One such aerodynamicist is Doug McLean, a former engineer at Boeing Commercial Airplanes and author of Understanding Aerodynamics: Arguing from the Real Physics. Part of McLean’s book is devoted to explaining lift and, as SA describes, he settled on four necessary components: “a downward turning of the airflow, an increase in the airflow’s speed, an area of low pressure and an area of high pressure.”
“They support each other in a reciprocal cause-and-effect relationship, and none would exist without the others,” his book is quoted by SA. “The pressure differences exert the lift force on the airfoil, while the downward turning of the flow and the changes in flow speed sustain the pressure differences.”
According to SA, McLean also came to realize his book “had not fully accounted for all the elements of aerodynamic lift, because he did not explain convincingly what causes the pressures on the wing to change from ambient.” McLean updated his text, recognizing that air is a fluid and that it interacts with a solid object. Fluid flows around objects are wildly variable in nature, requiring a separate discipline—fluid dynamics—and massive computing power to model the non-uniform behaviors.
Lift production has a broad impact on the air’s velocity and pressure as it comes in contact with the airfoil. There is a higher-pressure area below, a lower-pressure area above, and particles of air are accelerated and decelerated. Then, after the airfoil passes, velocity and pressure return to ambient. In other words, the science behind what actually happens when an airfoil generates lift is vastly more complicated than Bernoulli and Newton had tools to understand. Although the fluid dynamics field has made great advances, there are still minor details about lift production and the host of variables presented that elude the mathematicians.

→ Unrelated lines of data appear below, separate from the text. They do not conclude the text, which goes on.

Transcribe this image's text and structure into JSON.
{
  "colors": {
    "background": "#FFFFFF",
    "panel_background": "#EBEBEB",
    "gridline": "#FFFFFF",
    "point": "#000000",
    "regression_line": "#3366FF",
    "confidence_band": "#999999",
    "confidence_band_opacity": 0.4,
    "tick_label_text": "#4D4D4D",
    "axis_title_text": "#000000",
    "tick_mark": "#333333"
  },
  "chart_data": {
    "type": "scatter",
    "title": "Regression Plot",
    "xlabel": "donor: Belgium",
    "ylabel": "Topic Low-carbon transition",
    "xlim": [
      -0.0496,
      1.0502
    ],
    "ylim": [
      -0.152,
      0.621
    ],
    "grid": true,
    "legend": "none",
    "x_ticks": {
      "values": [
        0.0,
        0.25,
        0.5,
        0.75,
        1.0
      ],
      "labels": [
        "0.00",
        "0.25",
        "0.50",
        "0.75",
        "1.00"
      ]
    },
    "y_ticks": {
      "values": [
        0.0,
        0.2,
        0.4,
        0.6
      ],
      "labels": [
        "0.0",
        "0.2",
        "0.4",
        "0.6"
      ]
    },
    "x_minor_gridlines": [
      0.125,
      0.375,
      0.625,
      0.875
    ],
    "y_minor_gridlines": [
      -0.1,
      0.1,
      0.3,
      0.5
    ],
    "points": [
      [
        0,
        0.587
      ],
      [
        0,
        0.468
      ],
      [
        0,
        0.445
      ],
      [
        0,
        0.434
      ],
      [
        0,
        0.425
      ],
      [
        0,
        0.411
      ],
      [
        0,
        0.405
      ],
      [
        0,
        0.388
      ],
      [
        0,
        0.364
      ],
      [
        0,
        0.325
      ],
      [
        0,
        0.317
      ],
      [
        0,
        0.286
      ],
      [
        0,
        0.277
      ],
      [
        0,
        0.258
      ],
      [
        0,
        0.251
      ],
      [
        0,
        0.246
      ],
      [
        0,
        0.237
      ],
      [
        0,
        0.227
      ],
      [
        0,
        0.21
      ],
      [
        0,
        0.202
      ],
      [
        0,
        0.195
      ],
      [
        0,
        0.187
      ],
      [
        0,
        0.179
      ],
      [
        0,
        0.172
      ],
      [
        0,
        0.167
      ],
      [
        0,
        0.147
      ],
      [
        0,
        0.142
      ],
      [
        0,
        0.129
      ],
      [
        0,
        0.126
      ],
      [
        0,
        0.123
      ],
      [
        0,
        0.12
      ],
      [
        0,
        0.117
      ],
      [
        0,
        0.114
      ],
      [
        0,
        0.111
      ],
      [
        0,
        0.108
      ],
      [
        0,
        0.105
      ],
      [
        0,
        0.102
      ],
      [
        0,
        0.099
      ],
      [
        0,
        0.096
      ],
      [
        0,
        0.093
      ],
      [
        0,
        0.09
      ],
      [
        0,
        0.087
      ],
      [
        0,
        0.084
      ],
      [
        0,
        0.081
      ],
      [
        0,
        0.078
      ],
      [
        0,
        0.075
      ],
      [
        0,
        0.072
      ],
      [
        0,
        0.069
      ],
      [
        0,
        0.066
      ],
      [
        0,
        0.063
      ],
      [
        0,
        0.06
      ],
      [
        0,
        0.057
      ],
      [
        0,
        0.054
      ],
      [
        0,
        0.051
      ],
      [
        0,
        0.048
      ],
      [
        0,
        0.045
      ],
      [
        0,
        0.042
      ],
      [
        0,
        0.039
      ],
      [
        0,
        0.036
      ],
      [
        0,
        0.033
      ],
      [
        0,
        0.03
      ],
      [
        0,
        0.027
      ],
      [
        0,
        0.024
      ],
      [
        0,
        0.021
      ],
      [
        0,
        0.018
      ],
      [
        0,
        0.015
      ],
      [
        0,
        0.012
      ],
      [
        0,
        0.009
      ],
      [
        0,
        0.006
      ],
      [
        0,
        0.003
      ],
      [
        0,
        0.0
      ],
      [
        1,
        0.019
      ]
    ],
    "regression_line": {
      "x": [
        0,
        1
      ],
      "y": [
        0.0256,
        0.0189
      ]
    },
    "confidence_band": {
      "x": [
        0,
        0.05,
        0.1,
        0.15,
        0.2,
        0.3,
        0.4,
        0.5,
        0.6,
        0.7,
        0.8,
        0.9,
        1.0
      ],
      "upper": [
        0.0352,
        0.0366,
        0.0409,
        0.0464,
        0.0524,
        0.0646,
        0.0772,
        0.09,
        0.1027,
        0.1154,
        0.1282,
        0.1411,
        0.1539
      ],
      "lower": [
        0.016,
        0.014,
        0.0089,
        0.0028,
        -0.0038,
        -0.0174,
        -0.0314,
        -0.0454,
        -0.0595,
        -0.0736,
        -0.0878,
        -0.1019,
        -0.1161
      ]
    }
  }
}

For our purposes, few of those final details matter. What does matter is for us to understand that lift is produced by the complex interactions of a fluid (air) as it impacts solid objects (airfoils) or, if you prefer, vice versa. These interactions result in variable, dynamic combinations of pressure changes and downward-flowing air that produces lift.
THE SKY SUCKS
Several pearls of wisdom disguised as witty sayings have stuck with me from a test-preparation course I took when studying for the commercial and flight instructor written exams. One of them, referencing Bernoulli, is, “The sky sucks.” Another is, “If you have enough power, you can fly a brick.” The latter also highlights that this discussion of lift presumes a constant angle of attack and steady airspeed. In the real world, these values rarely are constant for very long and in any case depend heavily on how much power is both available and applied. The sidebar on the opposite page touches on power’s relationship to lift generation, which is itself another topic.
There are many subtopics of lift generation that are not addressed by this article, perhaps most notably how pressure differentials are distributed above and below the wing, and how their centers may move. When the centers of pressure move, so must the airplane’s attitude change, and vice versa. In part and for a given wing, these pressure differentials depend on angle of attack and airspeed, and remain important topics for understanding lift.
The punchline to all this is fairly simple: Generating lift is a complicated, dynamic process that depends on a handful of physical laws regarding pressure and force. While those laws are well-understood, their application can leave us with gaps in our understanding that are difficult to fill without embracing the interactions they define, which are themselves dependent on those same physical laws.